Now, we have to put the temperature and molar masses of both the gases in equation (1).

$\Rightarrow \dfrac{x}{{4x}} = \sqrt {\dfrac{T}{{{T_{{{\rm{N}}_{\rm{2}}}{\rm{O}}}}}} \times \dfrac{{44}}{{44}}}$

$\Rightarrow \dfrac{1}{4} = \sqrt {\dfrac{T}{{{T_{{{\rm{N}}_{\rm{2}}}{\rm{O}}}}}} \times \dfrac{{44}}{{44}}}$

$\Rightarrow \dfrac{1}{4} = \sqrt {\dfrac{T}{{{T_{{{\rm{N}}_{\rm{2}}}{\rm{O}}}}}}}$

Squaring both sides,

$\Rightarrow \dfrac{1}{{16}} = \dfrac{T}{{{T_{{{\rm{N}}_{\rm{2}}}{\rm{O}}}}}}$

$\Rightarrow {T_{{{\rm{N}}_{\rm{2}}}{\rm{O}}}} = 16T$

Therefore, the temperature of nitrous oxide is 16T.

Hence, correct answer is option A.

Additional information:
Very small particles (molecules) present in a gaseous mixture. These molecules are not in a stationary state rather they collide with the container’s walls and among themselves. Due to these collisions, there is an alteration in the speed of the molecules. Maxwell and Boltzmann showed that all molecules in a certain gas may not have the same speed but it is also not necessary that all may possess different speeds.

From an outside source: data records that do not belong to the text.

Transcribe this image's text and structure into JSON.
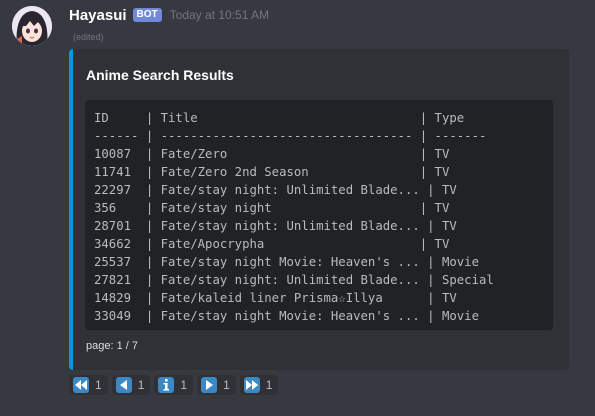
{
  "message": {
    "username": "Hayasui",
    "bot_tag": "BOT",
    "timestamp": "Today at 10:51 AM",
    "edited": "(edited)"
  },
  "embed": {
    "title": "Anime Search Results",
    "accent_color": "#0099e1",
    "table_lines": [
      "ID     | Title                              | Type",
      "------ | ---------------------------------- | -------",
      "10087  | Fate/Zero                          | TV",
      "11741  | Fate/Zero 2nd Season               | TV",
      "22297  | Fate/stay night: Unlimited Blade... | TV",
      "356    | Fate/stay night                    | TV",
      "28701  | Fate/stay night: Unlimited Blade... | TV",
      "34662  | Fate/Apocrypha                     | TV",
      "25537  | Fate/stay night Movie: Heaven's ... | Movie",
      "27821  | Fate/stay night: Unlimited Blade... | Special",
      "14829  | Fate/kaleid liner Prisma☆Illya      | TV",
      "33049  | Fate/stay night Movie: Heaven's ... | Movie"
    ],
    "footer": "page: 1 / 7"
  },
  "reactions": [
    {
      "icon": "rewind-icon",
      "count": "1"
    },
    {
      "icon": "previous-icon",
      "count": "1"
    },
    {
      "icon": "info-icon",
      "count": "1"
    },
    {
      "icon": "next-icon",
      "count": "1"
    },
    {
      "icon": "fast-forward-icon",
      "count": "1"
    }
  ]
}
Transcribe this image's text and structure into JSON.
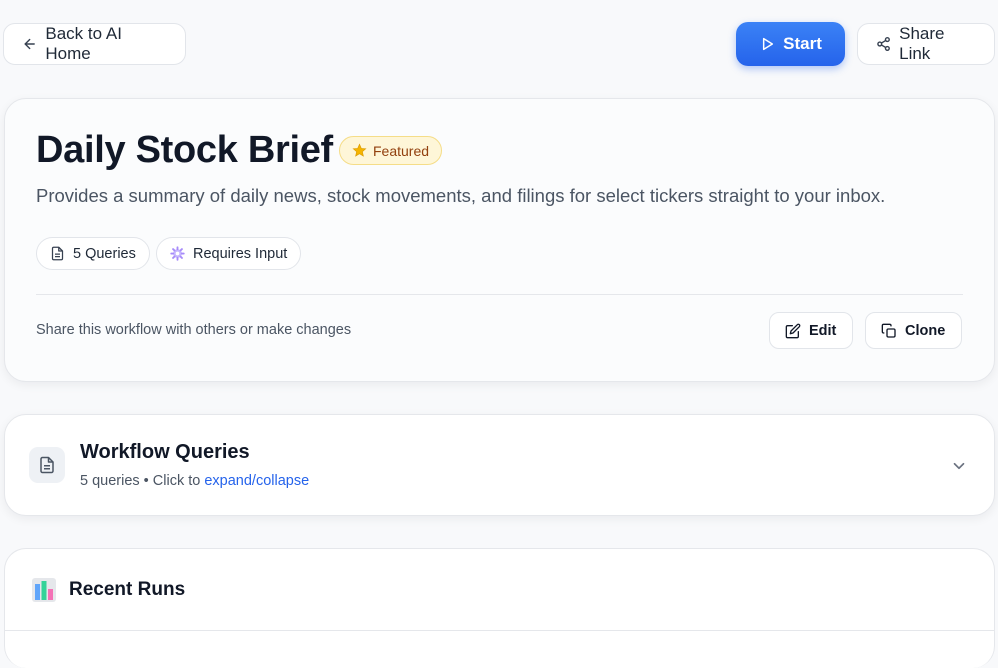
{
  "nav": {
    "back_label": "Back to AI Home",
    "start_label": "Start",
    "share_label": "Share Link"
  },
  "workflow": {
    "title": "Daily Stock Brief",
    "badge": "Featured",
    "description": "Provides a summary of daily news, stock movements, and filings for select tickers straight to your inbox.",
    "queries_pill": "5 Queries",
    "input_pill": "Requires Input",
    "share_text": "Share this workflow with others or make changes",
    "edit_label": "Edit",
    "clone_label": "Clone"
  },
  "queries_section": {
    "title": "Workflow Queries",
    "count_text": "5 queries",
    "separator": " • Click to ",
    "link_text": "expand/collapse"
  },
  "runs_section": {
    "title": "Recent Runs"
  },
  "colors": {
    "accent": "#2563eb",
    "badge_bg": "#fef6d8",
    "badge_text": "#92400e"
  },
  "icons": [
    "arrow-left-icon",
    "play-icon",
    "share-icon",
    "star-icon",
    "document-icon",
    "gear-icon",
    "edit-icon",
    "copy-icon",
    "chevron-down-icon",
    "bar-chart-icon"
  ]
}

Note: Different types of speed possessed by gaseous molecules are average speed, most probable speed, root mean square speed etc. The speed which is possessed by the maximum fraction of gas molecules at a given temperature is the most probable speed. At a given temperature, RMS speed of any gas is maximum while probable speed is minimum.